宿を離れて魔王派集団の拠点に滞在しているが、どうも居住を前提とした造りにはなっていないらしく、内装の殺風景さと通気の悪さで不快指数が爆上がりしている。例の子供達に風穴でも開けさせてみたい。
とはいえ、待ちぼうけの間に面白いものも見られた。正規版LEAFの動作ログを観察していたところ、ある1人の少女が急にデジモンに心を開き、チームで一番最初に進化補助プログラムを起動してみせたのだ。キジマ・レミという名前らしい。機会があればじっくり話を聞いてみたい。
上述の少女といい、イギリスのハッキング少年といい、央基はデータに特徴のあるテイマーに注意を払っているらしいが、個人的にはデータ上は大したことのない残りの3人もそれなりに成長が楽しみである。特に交感深度が最初から高めだったサカモト・タスク少年なんかは、データリンク開始時のノイズやパートナーの出自も含めて色々と興味深いネタを秘めている気がしてならない。あくまで気だけだが。
【Part 3/3】
健悟の返答で、翼の胸中に芽生えた最大の希望は呆気なく潰えた。相棒の、そして仲間達の力になりたいという想いも、いざという局面では何の役にも立たない。

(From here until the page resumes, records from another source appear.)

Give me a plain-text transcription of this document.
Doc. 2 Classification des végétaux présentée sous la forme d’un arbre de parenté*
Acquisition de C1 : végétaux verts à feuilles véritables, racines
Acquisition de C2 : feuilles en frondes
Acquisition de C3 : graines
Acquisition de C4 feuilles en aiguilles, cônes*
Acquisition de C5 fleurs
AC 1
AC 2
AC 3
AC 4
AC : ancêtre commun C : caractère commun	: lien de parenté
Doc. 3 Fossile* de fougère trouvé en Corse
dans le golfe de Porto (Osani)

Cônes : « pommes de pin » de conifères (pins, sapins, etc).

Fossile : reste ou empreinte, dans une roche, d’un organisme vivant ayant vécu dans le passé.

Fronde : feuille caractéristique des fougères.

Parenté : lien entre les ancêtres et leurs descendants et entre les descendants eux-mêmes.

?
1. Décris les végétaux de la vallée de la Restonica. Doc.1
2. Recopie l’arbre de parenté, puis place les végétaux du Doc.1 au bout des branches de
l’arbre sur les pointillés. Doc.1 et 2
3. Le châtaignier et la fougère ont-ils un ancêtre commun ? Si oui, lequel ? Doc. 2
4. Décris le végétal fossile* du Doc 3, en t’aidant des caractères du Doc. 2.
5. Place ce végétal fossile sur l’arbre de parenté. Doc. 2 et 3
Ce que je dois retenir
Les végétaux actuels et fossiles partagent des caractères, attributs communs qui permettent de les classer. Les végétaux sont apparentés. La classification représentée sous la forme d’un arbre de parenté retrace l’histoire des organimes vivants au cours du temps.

翼が歯噛みをしていると、先と同じミサイルがまた一つ炸裂した。体勢を立て直そうと間合いを取ったルナモンが被弾したのだ。
「キャアアアアアアアアッ!?」
「嘘……ルナモン!!」
蹴飛ばされたサッカーボールのように、ルナモンの身体が2、3度地面を跳ねる。
それを見たレミは何の躊躇いも見せず――丁度翼がベビドモンに対してそうしたように――ルナモンの元へ駆け寄った。が、その足が一瞬もつれたかと思うと、レミは駆け足の勢いをそのままに倒れてしまった。右足首を挫いたらしい。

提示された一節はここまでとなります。